The Baulkham Hills LGA sits within LandMark White’s North industrial region. This region is middle range in terms of new supply, currently there is 246,340 sq m earmarked for development across the region, ie 13.24% of the total Sydney supply pipeline. The bulk of this supply however is not within the Baulkham Hills LGA, over the past five years development in this region has moved away from traditional industrial property providing greater volumes of office or high tech accommodation particularly as the availability and price of land increased. Across this greater region 137,113 sq m is DA approved with the remainder in early planning stages. Average net face rents across this region sit at $177/sq m (March 2010), this rate is slightly down over the last two years, and like all Sydney locations incentives continue to play a part due to the uncertainty surrounding the economic environment. With vacancy continuing as a problem for this market, effective rents have been squeezed with the smaller industrial unit market being particularly badly affected. On the yields side and average of between 8.25% and 9.25% is in stark contrast to the rates of 6.75% to 8.00% recorded in 2007 and much of 2008.

Residential

The Baulkham Hills housing market has outperformed the Sydney residential market over the last year. Volumes have improved during the 2010 calendar year with 3,354 sales recorded compared to 3,096 in 2009 and 2,151 in 2008. The median house price has been showing a clear growth upwards since March 2009 where the median price fell from the previous high of $598,000 in September 2007. Currently the median house price is $702,596 which shows an annual growth rate of 6.45%. The unit market has shown greater volatility in median price, currently $445,218 which represents 2.11% growth in the last year.

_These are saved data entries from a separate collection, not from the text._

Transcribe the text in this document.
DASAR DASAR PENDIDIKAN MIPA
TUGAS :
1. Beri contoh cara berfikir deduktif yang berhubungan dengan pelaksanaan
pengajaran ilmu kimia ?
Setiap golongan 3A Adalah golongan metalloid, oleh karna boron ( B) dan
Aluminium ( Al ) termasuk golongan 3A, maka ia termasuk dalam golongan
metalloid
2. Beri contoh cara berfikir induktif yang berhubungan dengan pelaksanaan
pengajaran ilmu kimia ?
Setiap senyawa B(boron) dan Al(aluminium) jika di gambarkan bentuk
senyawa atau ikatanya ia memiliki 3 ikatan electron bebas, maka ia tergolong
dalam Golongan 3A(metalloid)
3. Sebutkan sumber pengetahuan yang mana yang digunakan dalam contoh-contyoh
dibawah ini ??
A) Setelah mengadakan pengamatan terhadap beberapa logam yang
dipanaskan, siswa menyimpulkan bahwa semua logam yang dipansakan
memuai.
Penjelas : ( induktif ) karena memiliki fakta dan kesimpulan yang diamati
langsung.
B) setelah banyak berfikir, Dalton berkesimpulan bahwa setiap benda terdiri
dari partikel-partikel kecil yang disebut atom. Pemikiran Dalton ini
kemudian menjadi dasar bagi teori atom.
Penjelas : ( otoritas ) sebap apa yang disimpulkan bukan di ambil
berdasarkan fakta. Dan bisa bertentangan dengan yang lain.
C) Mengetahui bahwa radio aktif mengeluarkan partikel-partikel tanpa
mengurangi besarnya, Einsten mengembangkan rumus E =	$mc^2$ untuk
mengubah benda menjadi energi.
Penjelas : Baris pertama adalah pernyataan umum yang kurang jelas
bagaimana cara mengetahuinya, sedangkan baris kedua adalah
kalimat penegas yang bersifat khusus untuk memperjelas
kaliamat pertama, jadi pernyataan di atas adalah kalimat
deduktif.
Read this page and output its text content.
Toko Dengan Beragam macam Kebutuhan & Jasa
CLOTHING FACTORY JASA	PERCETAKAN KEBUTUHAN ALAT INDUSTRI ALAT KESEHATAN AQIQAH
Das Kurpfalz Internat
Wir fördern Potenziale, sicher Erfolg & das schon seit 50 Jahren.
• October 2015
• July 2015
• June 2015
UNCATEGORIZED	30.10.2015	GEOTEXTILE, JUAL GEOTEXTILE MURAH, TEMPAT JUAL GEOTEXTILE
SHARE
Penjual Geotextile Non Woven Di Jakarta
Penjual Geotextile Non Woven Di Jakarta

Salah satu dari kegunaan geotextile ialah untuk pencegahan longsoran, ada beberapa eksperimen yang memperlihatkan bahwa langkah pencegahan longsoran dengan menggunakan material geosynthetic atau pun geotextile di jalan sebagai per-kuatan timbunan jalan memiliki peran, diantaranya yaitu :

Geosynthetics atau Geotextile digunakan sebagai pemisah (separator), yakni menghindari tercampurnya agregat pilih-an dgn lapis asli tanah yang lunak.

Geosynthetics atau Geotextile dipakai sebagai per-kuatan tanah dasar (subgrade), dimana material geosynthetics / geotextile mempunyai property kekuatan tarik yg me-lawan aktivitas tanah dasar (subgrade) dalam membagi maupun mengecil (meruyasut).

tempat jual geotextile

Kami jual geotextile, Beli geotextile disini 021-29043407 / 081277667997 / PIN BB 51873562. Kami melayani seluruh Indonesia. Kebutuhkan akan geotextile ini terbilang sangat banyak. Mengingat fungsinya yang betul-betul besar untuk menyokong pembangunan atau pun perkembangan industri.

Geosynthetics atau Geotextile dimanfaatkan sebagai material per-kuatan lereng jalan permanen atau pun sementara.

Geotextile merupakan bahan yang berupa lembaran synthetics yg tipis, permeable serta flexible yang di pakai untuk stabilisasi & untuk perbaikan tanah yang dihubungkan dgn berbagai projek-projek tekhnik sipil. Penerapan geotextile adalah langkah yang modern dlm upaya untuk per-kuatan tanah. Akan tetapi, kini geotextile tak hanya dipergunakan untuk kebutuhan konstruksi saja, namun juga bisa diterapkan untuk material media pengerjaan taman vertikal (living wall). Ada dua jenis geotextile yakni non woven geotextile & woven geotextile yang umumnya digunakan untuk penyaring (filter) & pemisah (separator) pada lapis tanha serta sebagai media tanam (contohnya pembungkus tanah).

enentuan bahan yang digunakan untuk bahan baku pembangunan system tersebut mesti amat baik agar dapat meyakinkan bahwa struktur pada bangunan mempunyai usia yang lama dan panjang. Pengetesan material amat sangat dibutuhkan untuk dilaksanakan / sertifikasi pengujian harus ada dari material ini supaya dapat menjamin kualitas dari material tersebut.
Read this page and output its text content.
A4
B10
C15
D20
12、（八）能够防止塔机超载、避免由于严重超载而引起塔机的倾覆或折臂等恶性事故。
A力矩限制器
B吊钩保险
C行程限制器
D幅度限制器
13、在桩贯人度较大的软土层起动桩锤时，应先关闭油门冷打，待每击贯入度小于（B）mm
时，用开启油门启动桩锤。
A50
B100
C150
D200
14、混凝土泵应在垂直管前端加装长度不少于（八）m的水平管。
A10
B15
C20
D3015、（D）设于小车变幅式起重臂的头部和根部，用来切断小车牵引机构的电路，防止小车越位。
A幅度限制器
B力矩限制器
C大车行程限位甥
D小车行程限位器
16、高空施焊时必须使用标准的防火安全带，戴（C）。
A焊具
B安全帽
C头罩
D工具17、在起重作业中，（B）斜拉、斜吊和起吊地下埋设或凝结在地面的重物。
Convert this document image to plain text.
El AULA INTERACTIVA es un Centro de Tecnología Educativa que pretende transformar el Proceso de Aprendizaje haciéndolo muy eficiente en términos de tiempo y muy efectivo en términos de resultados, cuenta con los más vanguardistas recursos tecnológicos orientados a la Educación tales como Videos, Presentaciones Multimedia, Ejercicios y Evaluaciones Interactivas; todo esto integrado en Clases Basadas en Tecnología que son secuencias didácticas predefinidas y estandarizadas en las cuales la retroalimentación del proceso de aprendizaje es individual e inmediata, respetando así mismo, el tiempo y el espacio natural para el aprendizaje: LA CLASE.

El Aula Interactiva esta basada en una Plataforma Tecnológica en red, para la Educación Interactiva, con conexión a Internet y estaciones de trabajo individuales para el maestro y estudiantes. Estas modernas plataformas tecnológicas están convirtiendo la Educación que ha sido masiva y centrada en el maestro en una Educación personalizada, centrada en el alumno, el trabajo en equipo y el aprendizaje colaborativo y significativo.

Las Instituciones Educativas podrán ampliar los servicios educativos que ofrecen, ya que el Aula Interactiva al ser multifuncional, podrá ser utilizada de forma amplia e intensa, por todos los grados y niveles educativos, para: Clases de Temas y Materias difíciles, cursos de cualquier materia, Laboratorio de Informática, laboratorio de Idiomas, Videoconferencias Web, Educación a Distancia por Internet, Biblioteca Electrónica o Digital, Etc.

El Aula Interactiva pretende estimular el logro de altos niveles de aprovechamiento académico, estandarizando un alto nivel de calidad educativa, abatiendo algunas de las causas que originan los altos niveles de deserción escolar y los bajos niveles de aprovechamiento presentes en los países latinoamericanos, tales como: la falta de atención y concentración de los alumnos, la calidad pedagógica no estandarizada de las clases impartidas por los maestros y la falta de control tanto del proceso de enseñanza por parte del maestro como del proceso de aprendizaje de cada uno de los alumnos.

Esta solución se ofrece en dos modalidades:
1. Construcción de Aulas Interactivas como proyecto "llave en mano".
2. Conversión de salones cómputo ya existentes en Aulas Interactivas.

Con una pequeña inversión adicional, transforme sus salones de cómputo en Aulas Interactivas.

Rents across the Baulkham Hills LGA have grown significantly in the last year according to the Department of Housing, with two bedroom houses currently achieving $400/week in March 2011, representing 14.3% annual growth, similarly, three bedroom houses achieve $480/week showing 9.1% growth over last year. Two bedroom units have resulted in only 5.1% growth over the year to $410/week. The overall vacancy for Outer Sydney is recorded at 1.2% in March 2011 slightly above the 1.1% Sydney average , this rate has remained relatively consistent over the last three years.

Hotels

Data from the Australian Bureau of Statistics for December 2010, show that the Sydney Tourism Region currently has 292 hotel/motels/serviced apartments (over 15 rooms) this equates to 32,867 accommodation rooms. Data for the quarter show occupancy of 82.1% with an average daily room rate of $173.96. Over the past six years room nights available have remained relatively constant at approximately 3 million per quarter. Annual occupancy has been recorded at 79.25% in the 2010 calendar year the highest rate recorded in our data. The annual average daily room rate is also showing strong result at $161.17 however this is still 3.33% less than the 2008 high of $166.72. Considering occupancy and daily room rates, the RevPar (revenue per available room) currently is $127.73, which is the highest rate on record.

For the Baulkham Hills LGA, there are only 3 establishments recorded in December 2010 representing 311 rooms, occupancy for this quarter was 73.8% and the average daily room rate was recorded at $147.52 with RevPar of $108.87.